DEMC Homework

Kullanim

Sorularin cozumleri solutions klasoru altindaki readme dosyasinda detayli bir sekilde anlatilmistir. ayni zamanda farkli klasorlerin altinda daha detayli bilgiye ulasmak icin o bolumlerdeki readme dosyalari okunmasi onerilir.

Kurulum

1. Python ve Araclarin Kurulumu

Kurulum icin pip paket yukleyicisini kurun.

Proje icin virtual environment siddetle onerilir:

python3 -m venv venv

Asagidaki kod kurulum icin ihtiyaciniz olan kutuphanelerin kurulumunu yapacaktir.

pip install -r requirements.txt

mariadb
requests
beautifulsoup4
mysql-connector-python
flask
gunicorn

brew install --cask mysql-connector-python

2. MySQL Kurulumu

Mac cihazlar icin en kolay MySQL kurulumu brew uzerinden yapilmaktadir.

MySQL Kurulumu ve servisin baslatilmasi:

brew install mysql
brew services start mysql
mysql_secure_installation

3. Docker Kurulumu

Projeyi dockerize etmek icin gerekli altyapi ve dosyalar mevcut fakat gecici bir sureligine iptal edilmistir.

4. Heroku Deployment

Heroku deploymenti icin dizin icerisinde Procfile, requirements.txt ve x adinda uc dosya bulunmaktadir. Bunlar heroku tarafinda olusturulacak container, paket bagimliliklari ve port aktarimlari icin yazilmistir. Detayli bilgi icin heroku dokumantasyonu.

Kullanim

1. Verilerin Indirilmesi ve Dosya Hazirliklari

IMDb Datasetleri linkten veya dataset_download.py scripti ile indirilebilir.

Indirilen dosyalari indirmek ve extract etmek icin:

python3 -m dataset_download.py
python3 -m datasets/unzip_files.py

2. Tablolarin Olusturulmasi ve Verilerin Aktarimi

MySQL Arayuzune giris:

mysql -u root -p

Database'i yaratin ve tablolari olusturun:

source /Users/mertcobanoglu/Repos/demc-homework/database/initialize_tables.sql

Verileri tablolara import edin

source /Users/mertcobanoglu/Repos/demc-homework/database/import_data.sql

3. Webapp Flask

Heroku deploymenti icin uyumlu olmasi adina flask appini ana dizinden calistirmak kolaylik sagliyor. Ayni zamanda webapp asagidaki komut ile calistirilabilir. localhost:5000 adresinden ziyaret edilecektir.

python3 wsgi.py

4. Heroku

Heroku deploymenti icin database klasoru altindaki db_utils.py dosyasinda veritabani baglanti degiskenleri AWS RDS'den alinan bilgilerle degistirilmelidir. Bu bilgiler db bilgilerini kaynak koda eklememek adina config vars altinda environmental variables olarak girilmesi tavsiye edilir.

Dataset

0. Dump Linki:

GDrive

1. Start a mariadb server instance

docker run --name imdb -p 3306:3306 -e MYSQL_ROOT_PASSWORD=55347314 linuxserver/mariadb

brew install mariadb

pip3 install mariadb

2. IMDb Datasets

Source: https://www.imdb.com/interfaces/

IMDb Dataset DetailsEach dataset is contained in a gzipped, tab-separated-values (TSV) formatted file in the UTF-8 character set.
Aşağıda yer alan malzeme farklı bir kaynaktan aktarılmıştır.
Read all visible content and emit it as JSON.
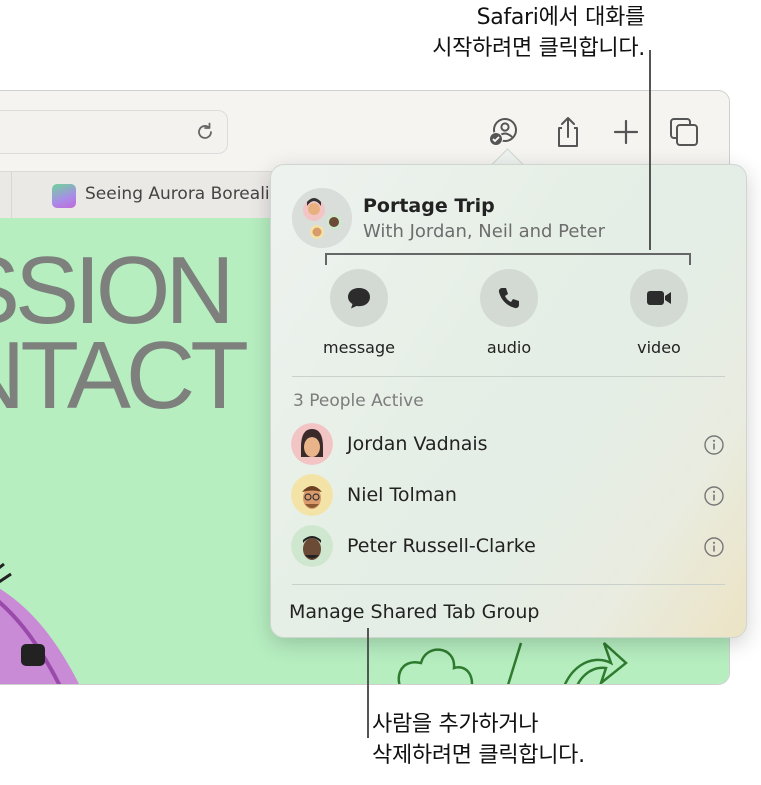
{
  "callouts": {
    "top_line1": "Safari에서 대화를",
    "top_line2": "시작하려면 클릭합니다.",
    "bottom_line1": "사람을 추가하거나",
    "bottom_line2": "삭제하려면 클릭합니다."
  },
  "browser": {
    "tab_title": "Seeing Aurora Borealis",
    "headline_line1": "SSION",
    "headline_line2": "NTACT",
    "toolbar_icons": [
      "share-collab-icon",
      "share-icon",
      "new-tab-icon",
      "tab-overview-icon"
    ]
  },
  "popover": {
    "group_title": "Portage Trip",
    "group_subtitle": "With Jordan, Neil and Peter",
    "actions": [
      {
        "label": "message",
        "icon": "message-icon"
      },
      {
        "label": "audio",
        "icon": "phone-icon"
      },
      {
        "label": "video",
        "icon": "video-icon"
      }
    ],
    "people_header": "3 People Active",
    "people": [
      {
        "name": "Jordan Vadnais",
        "avatar_color": "#f2c4c4"
      },
      {
        "name": "Niel Tolman",
        "avatar_color": "#f3e3a6"
      },
      {
        "name": "Peter Russell-Clarke",
        "avatar_color": "#cfe6cf"
      }
    ],
    "manage_label": "Manage Shared Tab Group"
  }
}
The first line in each file contains headers that describe what is in each column. A ‘\N’ is used to denote that a particular field is missing or null for that title/name. The available datasets are as follows:

title.akas.tsv.gz

titleId (string) - a tconst, an alphanumeric unique identifier of the title
ordering (integer) – a number to uniquely identify rows for a given titleId
title (string) – the localized title
region (string) - the region for this version of the title
language (string) - the language of the title
types (array) - Enumerated set of attributes for this alternative title. One or more of the following: "alternative", "dvd", "festival", "tv", "video", "working", "original", "imdbDisplay". New values may be added in the future without warning
attributes (array) - Additional terms to describe this alternative title, not enumerated
isOriginalTitle (boolean) – 0: not original title; 1: original title

title.basics.tsv.gz

tconst (string) - alphanumeric unique identifier of the title
titleType (string) – the type/format of the title (e.g. movie, short, tvseries, tvepisode, video, etc)
primaryTitle (string) – the more popular title / the title used by the filmmakers on promotional materials at the point of release
originalTitle (string) - original title, in the original language
isAdult (boolean) - 0: non-adult title; 1: adult title
startYear (YYYY) – represents the release year of a title. In the case of TV Series, it is the series start year
endYear (YYYY) – TV Series end year. ‘\N’ for all other title types
runtimeMinutes – primary runtime of the title, in minutes
genres (string array) – includes up to three genres associated with the title

title.crew.tsv.gz

tconst (string) - alphanumeric unique identifier of the title
directors (array of nconsts) - director(s) of the given title
writers (array of nconsts) – writer(s) of the given title

title.episode.tsv.gz

tconst (string) - alphanumeric identifier of episode
parentTconst (string) - alphanumeric identifier of the parent TV Series
seasonNumber (integer) – season number the episode belongs to
episodeNumber (integer) – episode number of the tconst in the TV series

title.principals.tsv.gz

tconst (string) - alphanumeric unique identifier of the title
ordering (integer) – a number to uniquely identify rows for a given titleId
nconst (string) - alphanumeric unique identifier of the name/person
category (string) - the category of job that person was in
job (string) - the specific job title if applicable, else '\N'
characters (string) - the name of the character played if applicable, else '\N'

title.ratings.tsv.gz

tconst (string) - alphanumeric unique identifier of the title
averageRating – weighted average of all the individual user ratings
numVotes - number of votes the title has received

name.basics.tsv.gz

nconst (string) - alphanumeric unique identifier of the name/person
primaryName (string)– name by which the person is most often credited
birthYear – in YYYY format
deathYear – in YYYY format if applicable, else '\N'
primaryProfession (array of strings)– the top-3 professions of the person
knownForTitles (array of tconsts) – titles the person is known for

Contributing

Pull requests are welcome. For major changes, please open an issue first to discuss what you would like to change.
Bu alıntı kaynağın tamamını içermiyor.